The librarians in the conference were very helpful in offerring suggestions and acknowledging that providing content for data mining purposes should be one of the goals of any preservation effort.
So, yesterday I received an email from Dorothy Carner informing me about the availability of The New York Times Corpus, a corpus of 1.8 million articles from The New York Times, dating from 1987 until 2007. The details are available from http://corpus.nytimes.com but let me repeat some of the interesting facts here (the emphasis below is mine):
Yes, 1.8 million articles, in richly annotated XML, with summaries, with hierarchically categorized articles, and with verified annotations of people, locations, and organizations! Expect the corpus to be a de facto standard for many text-centric research efforts! Hopefully more organizations are going to follow the example of New York Times and we are going to see such publicly available corpora from other high-quality sources. (I know that Associated Press has an archive of almost 1Tb of text, in computerized form, and hopefully we will see something similar from them as well.)
The New York Times Annotated Corpus is a collection of over 1.8 million articles annotated with rich metadata published by The New York Times between January 1, 1987 and July 19, 2007.
With over 650,000 individually written summaries and 1.5 million manually tagged articles, The New York Times Annotated Corpus has the potential to be a valuable resource for a number of natural language processing research areas, including document summarization, document categorization and automatic content extraction.
The corpus is provided as a collection of XML documents in the News Industry Text Format (NITF). Developed by a consortium of the world’s major news agencies, NITF is an internationally recognized standard for representing the content and structure of news documents. To learn more about NITF please visit the NITF website.

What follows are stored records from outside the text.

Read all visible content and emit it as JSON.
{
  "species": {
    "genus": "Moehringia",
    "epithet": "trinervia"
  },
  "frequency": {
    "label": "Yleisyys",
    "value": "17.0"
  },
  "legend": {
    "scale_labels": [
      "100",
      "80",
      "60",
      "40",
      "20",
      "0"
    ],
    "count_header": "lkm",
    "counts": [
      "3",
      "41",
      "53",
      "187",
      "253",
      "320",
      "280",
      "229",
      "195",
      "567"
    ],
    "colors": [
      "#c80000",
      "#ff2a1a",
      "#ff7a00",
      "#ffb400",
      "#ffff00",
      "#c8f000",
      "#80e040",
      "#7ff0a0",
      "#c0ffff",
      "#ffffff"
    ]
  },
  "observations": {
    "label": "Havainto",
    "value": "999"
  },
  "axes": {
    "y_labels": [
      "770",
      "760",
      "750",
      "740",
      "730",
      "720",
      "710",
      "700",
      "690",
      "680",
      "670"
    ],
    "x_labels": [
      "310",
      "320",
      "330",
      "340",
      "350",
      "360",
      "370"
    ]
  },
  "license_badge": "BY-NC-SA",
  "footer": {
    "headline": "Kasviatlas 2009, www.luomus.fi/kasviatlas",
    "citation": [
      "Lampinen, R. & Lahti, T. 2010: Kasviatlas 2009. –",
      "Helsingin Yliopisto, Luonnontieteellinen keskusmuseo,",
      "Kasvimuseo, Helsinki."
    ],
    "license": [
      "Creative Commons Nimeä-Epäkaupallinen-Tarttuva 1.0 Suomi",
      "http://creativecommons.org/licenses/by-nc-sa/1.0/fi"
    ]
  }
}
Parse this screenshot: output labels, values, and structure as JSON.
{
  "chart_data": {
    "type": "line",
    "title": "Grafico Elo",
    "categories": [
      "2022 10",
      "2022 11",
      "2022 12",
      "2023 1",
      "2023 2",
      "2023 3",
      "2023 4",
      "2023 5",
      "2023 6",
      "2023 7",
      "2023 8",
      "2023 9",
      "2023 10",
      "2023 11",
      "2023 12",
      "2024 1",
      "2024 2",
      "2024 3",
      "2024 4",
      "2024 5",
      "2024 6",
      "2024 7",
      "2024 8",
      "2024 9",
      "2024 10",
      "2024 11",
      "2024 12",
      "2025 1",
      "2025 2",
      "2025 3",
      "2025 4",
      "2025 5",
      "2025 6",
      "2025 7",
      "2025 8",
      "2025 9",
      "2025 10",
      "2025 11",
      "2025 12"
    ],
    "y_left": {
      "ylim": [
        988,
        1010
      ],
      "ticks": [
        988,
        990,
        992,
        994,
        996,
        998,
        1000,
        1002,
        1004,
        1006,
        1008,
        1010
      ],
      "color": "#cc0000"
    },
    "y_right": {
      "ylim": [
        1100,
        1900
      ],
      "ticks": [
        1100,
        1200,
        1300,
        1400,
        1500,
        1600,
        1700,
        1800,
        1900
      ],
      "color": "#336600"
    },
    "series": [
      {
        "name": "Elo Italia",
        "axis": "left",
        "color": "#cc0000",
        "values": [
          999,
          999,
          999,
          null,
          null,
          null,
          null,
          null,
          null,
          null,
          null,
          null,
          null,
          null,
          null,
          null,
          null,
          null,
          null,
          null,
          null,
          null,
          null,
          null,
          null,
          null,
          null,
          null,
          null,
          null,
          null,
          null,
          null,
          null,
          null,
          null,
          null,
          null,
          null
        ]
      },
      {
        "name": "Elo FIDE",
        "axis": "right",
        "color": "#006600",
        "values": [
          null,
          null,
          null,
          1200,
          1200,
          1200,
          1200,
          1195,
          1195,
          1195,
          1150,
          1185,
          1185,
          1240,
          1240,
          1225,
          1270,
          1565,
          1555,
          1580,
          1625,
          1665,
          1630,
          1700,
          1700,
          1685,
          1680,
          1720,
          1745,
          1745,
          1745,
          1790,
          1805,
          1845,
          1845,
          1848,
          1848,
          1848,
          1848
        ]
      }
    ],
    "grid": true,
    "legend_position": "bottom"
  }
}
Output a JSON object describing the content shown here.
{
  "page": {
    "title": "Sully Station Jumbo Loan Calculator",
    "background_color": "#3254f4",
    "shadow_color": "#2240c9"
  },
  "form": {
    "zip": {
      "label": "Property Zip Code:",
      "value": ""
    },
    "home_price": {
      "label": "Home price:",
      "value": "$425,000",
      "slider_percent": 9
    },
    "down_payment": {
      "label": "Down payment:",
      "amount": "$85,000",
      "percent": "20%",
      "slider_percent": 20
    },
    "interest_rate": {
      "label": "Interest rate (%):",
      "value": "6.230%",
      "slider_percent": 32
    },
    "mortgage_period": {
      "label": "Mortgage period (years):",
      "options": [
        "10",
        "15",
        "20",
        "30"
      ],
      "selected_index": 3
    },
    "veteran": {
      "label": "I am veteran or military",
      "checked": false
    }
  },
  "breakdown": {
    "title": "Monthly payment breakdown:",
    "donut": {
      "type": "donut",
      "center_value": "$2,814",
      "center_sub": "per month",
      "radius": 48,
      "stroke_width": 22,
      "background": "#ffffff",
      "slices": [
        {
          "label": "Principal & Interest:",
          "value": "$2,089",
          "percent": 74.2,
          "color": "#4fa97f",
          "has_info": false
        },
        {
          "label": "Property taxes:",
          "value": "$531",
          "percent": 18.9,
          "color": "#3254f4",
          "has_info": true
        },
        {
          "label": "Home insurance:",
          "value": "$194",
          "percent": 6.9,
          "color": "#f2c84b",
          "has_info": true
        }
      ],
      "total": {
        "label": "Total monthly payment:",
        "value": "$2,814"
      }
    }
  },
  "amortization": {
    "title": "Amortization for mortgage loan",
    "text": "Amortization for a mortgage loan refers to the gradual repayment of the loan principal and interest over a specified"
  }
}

Highlights of The New York Times Annotated Corpus include:
- Over 1.8 million articles written and published between January 1, 1987 and June 19, 2007.
- Over 650,000 article summaries written by the staff of The New York Times Index Department.
- Over 1.5 million articles manually tagged by The New York Times Index Department with a normalized indexing vocabulary of people, organizations, locations and topic descriptors.
- Over 275,000 algorithmically-tagged articles that have been hand verified by the online production staff at NYTimes.com.
- Java tools for parsing corpus documents from xml into a memory resident object.
To learn more about The New York Times Annotated Corpus please read the PDF Overview.
How can you get the corpus? It is available from LDC, for 300 USD for non-members; members should get this for free.
I am looking forward to receiving the corpus and start playing!